# Is this right?

• November 6th 2007, 11:52 AM
JessicaHoaglund
Is this right?
Can someone tell me if I did the following question right and if not what I did wrong?

1 - 1
x + h x
______________
h

Answer: 1 - h
x +h
• November 6th 2007, 11:58 AM
Jhevon
Quote:

Originally Posted by JessicaHoaglund
Can someone tell me if I did the following question right and if not what I did wrong?

1 - 1
x + h x
______________
h

Answer: 1 - h
x +h

no, that is incorrect i'm afraid, and fix your formatting. if you can't use LaTex, type fractions like this: (numerator)/(denominator)
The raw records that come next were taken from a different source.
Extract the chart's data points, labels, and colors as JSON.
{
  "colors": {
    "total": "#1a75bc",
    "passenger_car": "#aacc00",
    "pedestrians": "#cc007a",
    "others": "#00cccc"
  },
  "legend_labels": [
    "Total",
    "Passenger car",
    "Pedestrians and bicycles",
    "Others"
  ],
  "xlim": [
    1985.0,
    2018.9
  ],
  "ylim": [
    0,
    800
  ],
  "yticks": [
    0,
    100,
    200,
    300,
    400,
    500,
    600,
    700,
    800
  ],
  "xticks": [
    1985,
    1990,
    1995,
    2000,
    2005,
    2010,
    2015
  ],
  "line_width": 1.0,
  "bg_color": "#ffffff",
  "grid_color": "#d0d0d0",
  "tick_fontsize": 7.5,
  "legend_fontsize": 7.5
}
so, for example, you would type your (incorrect) answer like this: (1 - h)/(x + h)
• November 6th 2007, 12:01 PM
JessicaHoaglund
Okay. Sorry I am not trying to make this difficult I just signed up for this an hour ago so I was not aware how to put the answers in correctly. Thank you.
• November 6th 2007, 12:06 PM
Jhevon
Quote:

Originally Posted by JessicaHoaglund
Okay. Sorry I am not trying to make this difficult I just signed up for this an hour ago so I was not aware how to put the answers in correctly. Thank you.
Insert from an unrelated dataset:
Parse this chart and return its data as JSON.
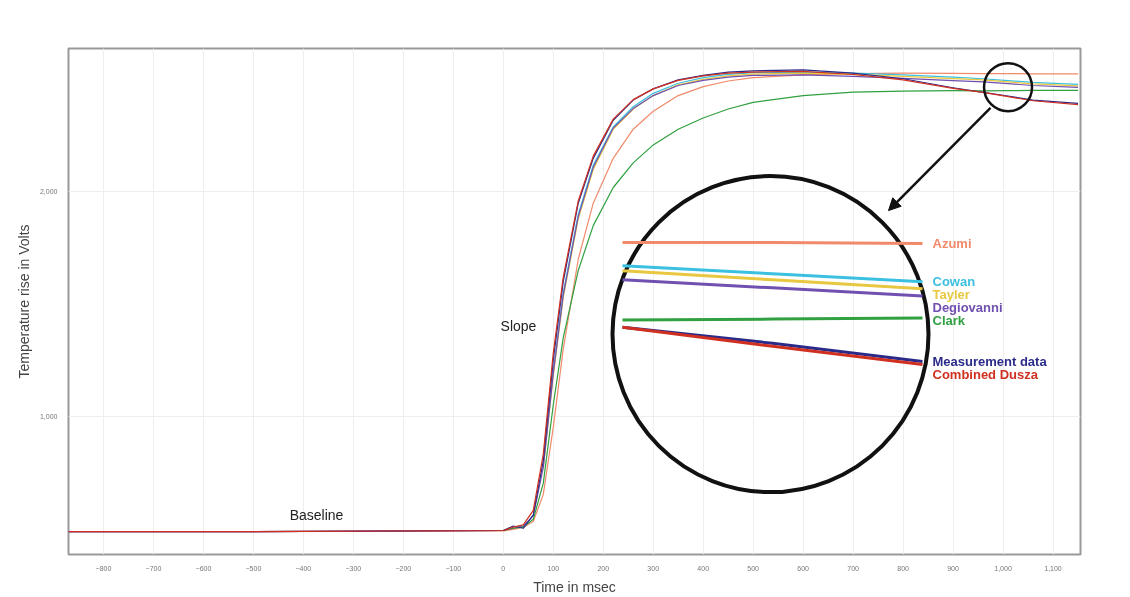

that's fine. did you try again? what's your answer now? begin by combining the fractions in the numerator. do you know how to do that?
• November 6th 2007, 12:07 PM
JessicaHoaglund
Nope. I am honestly really terrible at this!
• November 6th 2007, 12:25 PM
Jhevon
Quote:

Originally Posted by JessicaHoaglund
Nope. I am honestly really terrible at this!
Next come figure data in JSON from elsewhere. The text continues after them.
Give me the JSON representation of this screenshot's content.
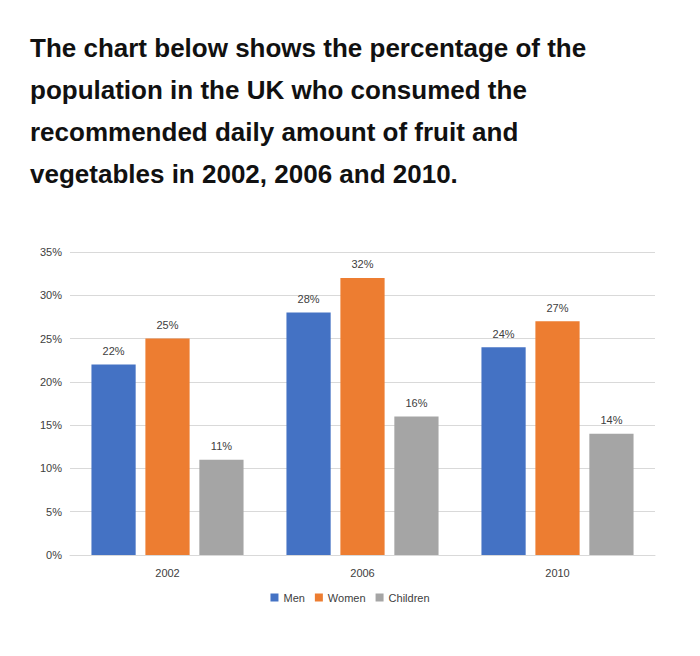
{
  "chart_data": {
    "type": "bar",
    "title": "The chart below shows the percentage of the population in the UK who consumed the recommended daily amount of fruit and vegetables in 2002, 2006 and 2010.",
    "categories": [
      "2002",
      "2006",
      "2010"
    ],
    "series": [
      {
        "name": "Men",
        "color": "#4472c4",
        "values": [
          22,
          28,
          24
        ],
        "value_labels": [
          "22%",
          "28%",
          "24%"
        ]
      },
      {
        "name": "Women",
        "color": "#ed7d31",
        "values": [
          25,
          32,
          27
        ],
        "value_labels": [
          "25%",
          "32%",
          "27%"
        ]
      },
      {
        "name": "Children",
        "color": "#a5a5a5",
        "values": [
          11,
          16,
          14
        ],
        "value_labels": [
          "11%",
          "16%",
          "14%"
        ]
      }
    ],
    "ylim": [
      0,
      35
    ],
    "yticks": [
      {
        "value": 0,
        "label": "0%"
      },
      {
        "value": 5,
        "label": "5%"
      },
      {
        "value": 10,
        "label": "10%"
      },
      {
        "value": 15,
        "label": "15%"
      },
      {
        "value": 20,
        "label": "20%"
      },
      {
        "value": 25,
        "label": "25%"
      },
      {
        "value": 30,
        "label": "30%"
      },
      {
        "value": 35,
        "label": "35%"
      }
    ],
    "grid": true,
    "legend": "bottom",
    "data_labels": true
  }
}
$\frac {\frac 1{x + h} - \frac 1x}h = \frac {\frac {x - x - h}{x(x + h)}}h$

$= \frac {-h}{xh(x + h)}$

$= \frac {-1}{x(x + h)}$

any questions?

post number 5 here may help
• November 6th 2007, 12:30 PM
angel.white
Okay, so you have a fraction over a fraction, such as

$\frac{\mbox{ }\frac{a}{b}\mbox{ }}{\frac{c}{d}}$

This is basically saying $\frac{a}{b} \div \frac{c}{d}$

Whenever you divide by a fraction, you are multiplying by it's inverse, so you just rewrite it:

$\frac{a}{b} \times \frac{d}{c}$

Which is then very easy:

$\frac{ad}{bc}$

---------

So lets say
$\frac{\mbox{ }\frac{1}{2}\mbox{ }}{\frac{3}{4}}$

Then write as division:
$\frac{1}{2} \div \frac{3}{4}$

Then write as multiplying by the inverse:
$\frac{1}{2} \times \frac{4}{3}$

Multiply numerator, multiply denominator
$\frac{1\times4}{2\times3}$

Simplify
$\frac{4}{6}$

Simplify
$\frac{2}{3}$
-----

So I can't read your equation, but try again using that rule.
• November 6th 2007, 12:32 PM
JessicaHoaglund
I guess I just don't understand the first step:

How did you get

(x-x-h)/x(x+h)

sorry!
• November 6th 2007, 12:44 PM
Jhevon
Quote:

Originally Posted by JessicaHoaglund
I guess I just don't understand the first step:

How did you get

(x-x-h)/x(x+h)

sorry!

in the post i directed you to, we saw that we can add/subtract fractions in the following way

$\frac ab \pm \frac cd = \frac {ad \pm bc}{bd}$

thus, $\frac 1{x + h} - \frac 1x = \frac {x - (x + h)}{x(x + h)} = \frac {x - x - h}{x(x + h)}$ (since here, a = 1, b = x + h, c = 1 and d = x)